The staff presented as friendly and helpful. We heard staff encourage people to do things for themselves but they made sure people were safe and provided them with timely assistance whenever that was appropriate. People were offered support at a level which encouraged independence and ensured their individual needs were met.

We saw that when staff assisted people with personal care such as toileting or bathing they made sure doors were closed to protect people’s dignity and privacy. We heard people addressing people by their preferred name. We found that people were encouraged to spend private time with their visitors as they chose, either in a quiet lounge area or in the privacy of their room.

We saw that people nearing the end of their life were treated with compassion and sensitivity so that their final days were as comfortable and pain free as possible.

Is the service responsive to people’s needs?

We saw that there was enough staff on duty to meet people's nursing and personal care needs. This was also confirmed by the five staff, three visitors, and people in residence we spoke with. People said they never had to wait for long if they needed assistance. We heard that call bells were always answered in a timely way, with people rarely kept waiting. The system used also enabled staff to differentiate between emergency and routine alerts.

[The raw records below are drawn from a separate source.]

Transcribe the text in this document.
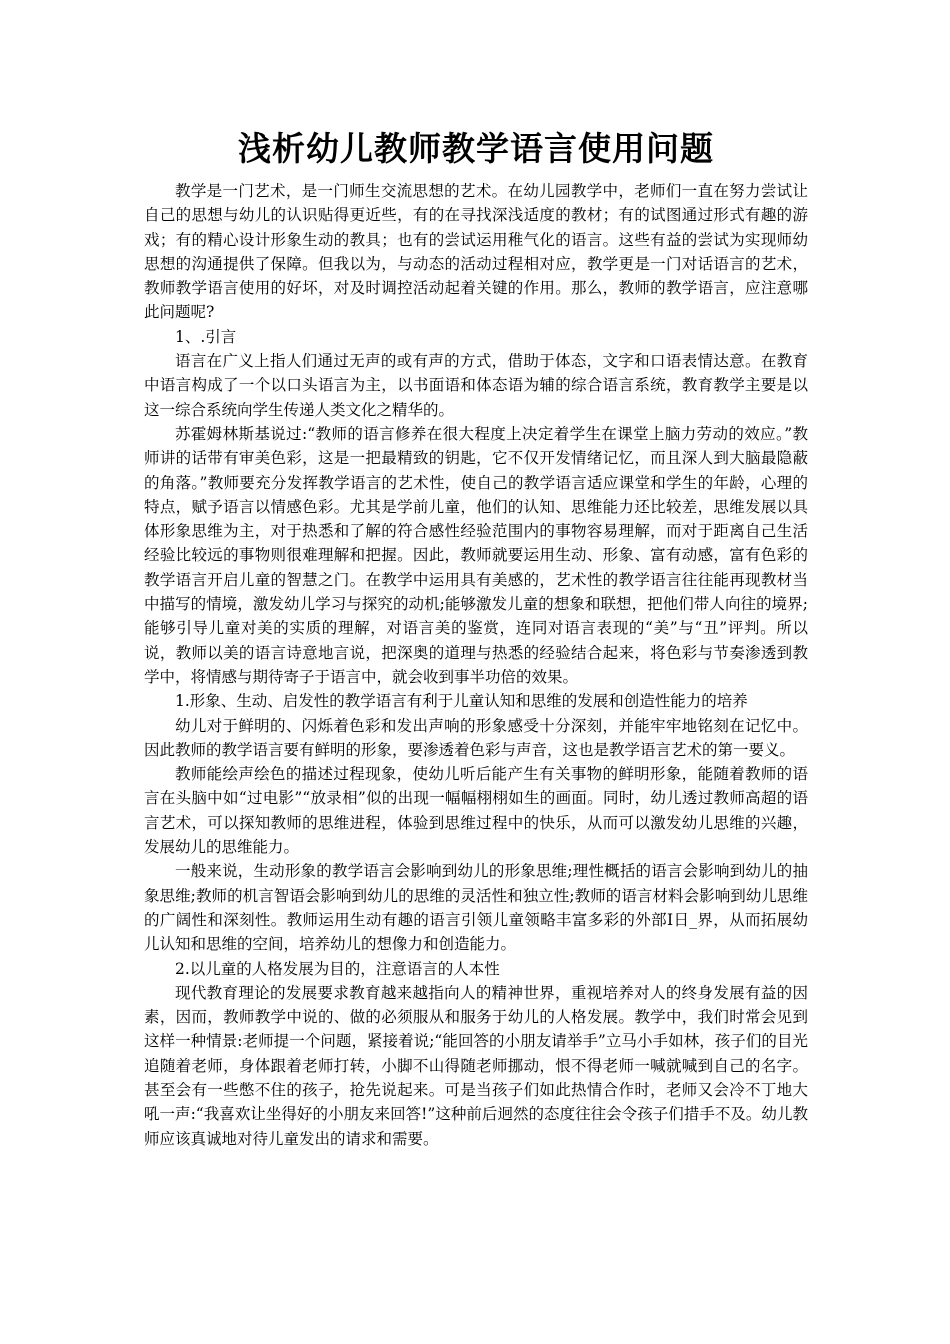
浅析幼儿教师教学语言使用问题

教学是一门艺术，是一门师生交流思想的艺术。在幼儿园教学中，老师们一直在努力尝试让自己的思想与幼儿的认识贴得更近些，有的在寻找深浅适度的教材；有的试图通过形式有趣的游戏；有的精心设计形象生动的教具；也有的尝试运用稚气化的语言。这些有益的尝试为实现师幼思想的沟通提供了保障。但我以为，与动态的活动过程相对应，教学更是一门对话语言的艺术，教师教学语言使用的好坏，对及时调控活动起着关键的作用。那么，教师的教学语言，应注意哪此问题呢?

1、.引言

语言在广义上指人们通过无声的或有声的方式，借助于体态，文字和口语表情达意。在教育中语言构成了一个以口头语言为主，以书面语和体态语为辅的综合语言系统，教育教学主要是以这一综合系统向学生传递人类文化之精华的。

苏霍姆林斯基说过:“教师的语言修养在很大程度上决定着学生在课堂上脑力劳动的效应。”教师讲的话带有审美色彩，这是一把最精致的钥匙，它不仅开发情绪记忆，而且深人到大脑最隐蔽的角落。”教师要充分发挥教学语言的艺术性，使自己的教学语言适应课堂和学生的年龄，心理的特点，赋予语言以情感色彩。尤其是学前儿童，他们的认知、思维能力还比较差，思维发展以具体形象思维为主，对于热悉和了解的符合感性经验范围内的事物容易理解，而对于距离自己生活经验比较远的事物则很难理解和把握。因此，教师就要运用生动、形象、富有动感，富有色彩的教学语言开启儿童的智慧之门。在教学中运用具有美感的，艺术性的教学语言往往能再现教材当中描写的情境，激发幼儿学习与探究的动机;能够激发儿童的想象和联想，把他们带人向往的境界;能够引导儿童对美的实质的理解，对语言美的鉴赏，连同对语言表现的“美”与“丑”评判。所以说，教师以美的语言诗意地言说，把深奥的道理与热悉的经验结合起来，将色彩与节奏渗透到教学中，将情感与期待寄子于语言中，就会收到事半功倍的效果。

1.形象、生动、启发性的教学语言有利于儿童认知和思维的发展和创造性能力的培养

幼儿对于鲜明的、闪烁着色彩和发出声响的形象感受十分深刻，并能牢牢地铭刻在记忆中。因此教师的教学语言要有鲜明的形象，要渗透着色彩与声音，这也是教学语言艺术的第一要义。

教师能绘声绘色的描述过程现象，使幼儿听后能产生有关事物的鲜明形象，能随着教师的语言在头脑中如“过电影”“放录相”似的出现一幅幅栩栩如生的画面。同时，幼儿透过教师高超的语言艺术，可以探知教师的思维进程，体验到思维过程中的快乐，从而可以激发幼儿思维的兴趣，发展幼儿的思维能力。

一般来说，生动形象的教学语言会影响到幼儿的形象思维;理性概括的语言会影响到幼儿的抽象思维;教师的机言智语会影响到幼儿的思维的灵活性和独立性;教师的语言材料会影响到幼儿思维的广阔性和深刻性。教师运用生动有趣的语言引领儿童领略丰富多彩的外部I日_界，从而拓展幼儿认知和思维的空间，培养幼儿的想像力和创造能力。

2.以儿童的人格发展为目的，注意语言的人本性

现代教育理论的发展要求教育越来越指向人的精神世界，重视培养对人的终身发展有益的因素，因而，教师教学中说的、做的必须服从和服务于幼儿的人格发展。教学中，我们时常会见到这样一种情景:老师提一个问题，紧接着说;“能回答的小朋友请举手”立马小手如林，孩子们的目光追随着老师，身体跟着老师打转，小脚不山得随老师挪动，恨不得老师一喊就喊到自己的名字。甚至会有一些憋不住的孩子，抢先说起来。可是当孩子们如此热情合作时，老师又会冷不丁地大吼一声:“我喜欢让坐得好的小朋友来回答!”这种前后迥然的态度往往会令孩子们措手不及。幼儿教师应该真诚地对待儿童发出的请求和需要。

All the staff we spoke with had a good understanding of how to support people in a way that respected each person as an individual, each with their own needs and preferences for how they wished to receive their care and support.

Is the service well-led?

There was a registered manager in post. Staff were aware of their roles and responsibilities and were supported by the manager and by the provider.

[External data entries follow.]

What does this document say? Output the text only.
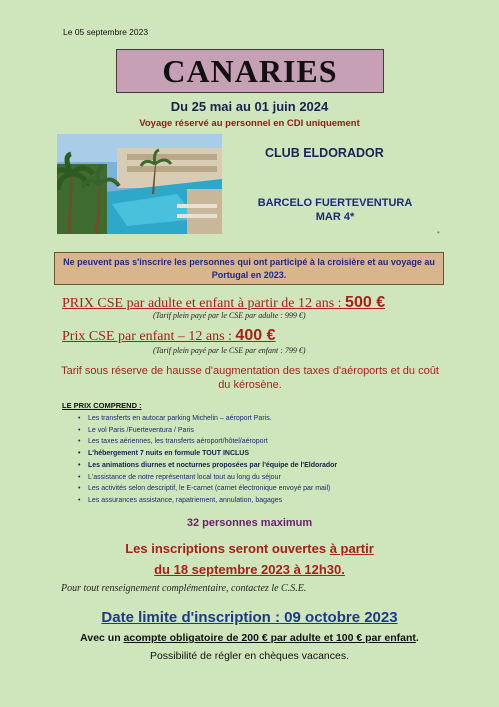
Le 05 septembre 2023
CANARIES
Du 25 mai au 01 juin 2024
Voyage réservé au personnel en CDI uniquement
CLUB ELDORADOR
BARCELO FUERTEVENTURA
MAR 4*
•
Ne peuvent pas s'inscrire les personnes qui ont participé à la croisière et au voyage au Portugal en 2023.
PRIX CSE par adulte et enfant à partir de 12 ans : 500 €
(Tarif plein payé par le CSE par adulte : 999 €)
Prix CSE par enfant – 12 ans : 400 €
(Tarif plein payé par le CSE par enfant : 799 €)
Tarif sous réserve de hausse d'augmentation des taxes d'aéroports et du coût du kérosène.
LE PRIX COMPREND :
• Les transferts en autocar parking Michelin – aéroport Paris.
• Le vol Paris /Fuerteventura / Paris
• Les taxes aériennes, les transferts aéroport/hôtel/aéroport
• L'hébergement 7 nuits en formule TOUT INCLUS
• Les animations diurnes et nocturnes proposées par l'équipe de l'Eldorador
• L'assistance de notre représentant local tout au long du séjour
• Les activités selon descriptif, le E-carnet (carnet électronique envoyé par mail)
• Les assurances assistance, rapatriement, annulation, bagages
32 personnes maximum
Les inscriptions seront ouvertes à partir
du 18 septembre 2023 à 12h30.
Pour tout renseignement complémentaire, contactez le C.S.E.
Date limite d'inscription : 09 octobre 2023
Avec un acompte obligatoire de 200 € par adulte et 100 € par enfant.
Possibilité de régler en chèques vacances.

Staff said they received a good level of practical day-to-day managerial support to enable them to carry out their duties. The provider had ensured there were robust quality assurance processes in place. This meant that people were assured of receiving the care they needed in a way that suited them.

The staff we spoke with told us said that the manager and provider had an ‘open door’ approach so that staff could readily express any concerns or ask for guidance whenever they needed to.

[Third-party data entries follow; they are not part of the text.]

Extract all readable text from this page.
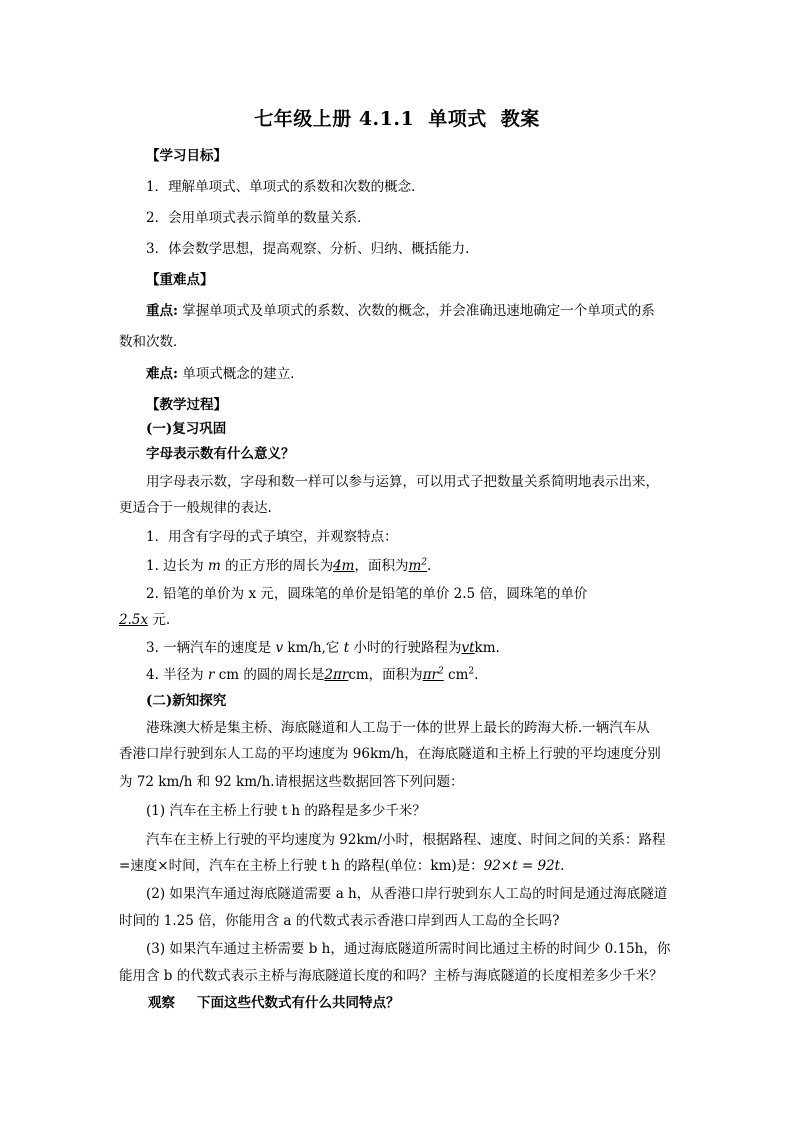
七年级上册 4.1.1 单项式 教案
【学习目标】
1．理解单项式、单项式的系数和次数的概念．
2．会用单项式表示简单的数量关系．
3．体会数学思想，提高观察、分析、归纳、概括能力．
【重难点】
重点: 掌握单项式及单项式的系数、次数的概念，并会准确迅速地确定一个单项式的系
数和次数．
难点: 单项式概念的建立．
【教学过程】
(一)复习巩固
字母表示数有什么意义？
用字母表示数，字母和数一样可以参与运算，可以用式子把数量关系简明地表示出来，
更适合于一般规律的表达.
1．用含有字母的式子填空，并观察特点：
1. 边长为 m 的正方形的周长为4m，面积为$m^2$.
2. 铅笔的单价为 x 元，圆珠笔的单价是铅笔的单价 2.5 倍，圆珠笔的单价
2.5x 元.
3. 一辆汽车的速度是 v km/h,它 t 小时的行驶路程为vtkm.
4. 半径为 r cm 的圆的周长是2πrcm，面积为$\pi r^2$ $cm^2$.
(二)新知探究
港珠澳大桥是集主桥、海底隧道和人工岛于一体的世界上最长的跨海大桥.一辆汽车从
香港口岸行驶到东人工岛的平均速度为 96km/h，在海底隧道和主桥上行驶的平均速度分别
为 72 km/h 和 92 km/h.请根据这些数据回答下列问题：
(1) 汽车在主桥上行驶 t h 的路程是多少千米？
汽车在主桥上行驶的平均速度为 92km/小时，根据路程、速度、时间之间的关系：路程
=速度×时间，汽车在主桥上行驶 t h 的路程(单位：km)是：92×t = 92t.
(2) 如果汽车通过海底隧道需要 a h，从香港口岸行驶到东人工岛的时间是通过海底隧道
时间的 1.25 倍，你能用含 a 的代数式表示香港口岸到西人工岛的全长吗?
(3) 如果汽车通过主桥需要 b h，通过海底隧道所需时间比通过主桥的时间少 0.15h，你
能用含 b 的代数式表示主桥与海底隧道长度的和吗？主桥与海底隧道的长度相差多少千米？
观察 下面这些代数式有什么共同特点？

3rd January 2014 - During a routine inspection pdf icon

We spoke with six people who used the service. One person told us “I have no complaints”. Another said “staff couldn’t be better”. We saw that staff spoke with people in a kind and respectful manner.

We saw that there were limited records to show that people’s capacity to make specific decisions had been assessed or how decisions made on people’s behalf were assessed as being in their best interests. We looked at care files for six people. We saw that only one person had been assessed for their capacity to consent to receiving care and treatment.

We found that although people were happy with the service, care records did not always contain all the information staff needed to care for people appropriately.

We found care plans contained the basic information staff needed to meet people’s care and nursing needs but contained limited information about people’s preferences, preferred routines and life histories.

We found that most of the required checks were carried out before staff began working in the home.

The provider did not have a consistently effective system to regularly assess and monitor the quality of service that people receive.

1st January 1970 - During a routine inspection pdf icon

The people we spoke with told us that they enjoyed living at the home and had lots of different activities. They told us that the food was nice and they had different choices of meals. One person told us if they were not happy, they would tell the staff or their relative. The people said that the staff were “very nice and listened to them”. They also helped them with their personal care needs and maintained their privacy and dignity.

We observed staff talking to the people and helping them in a dignified manner. They told us that they enjoyed working at the home. One staff told us “we work well as a team and meet people’s needs well”.

The families we spoke with told us that the care provided by all staff was very good. They said their relatives were happy and safe living at the home. They told us that they were always made welcomed at the home by staff on duty.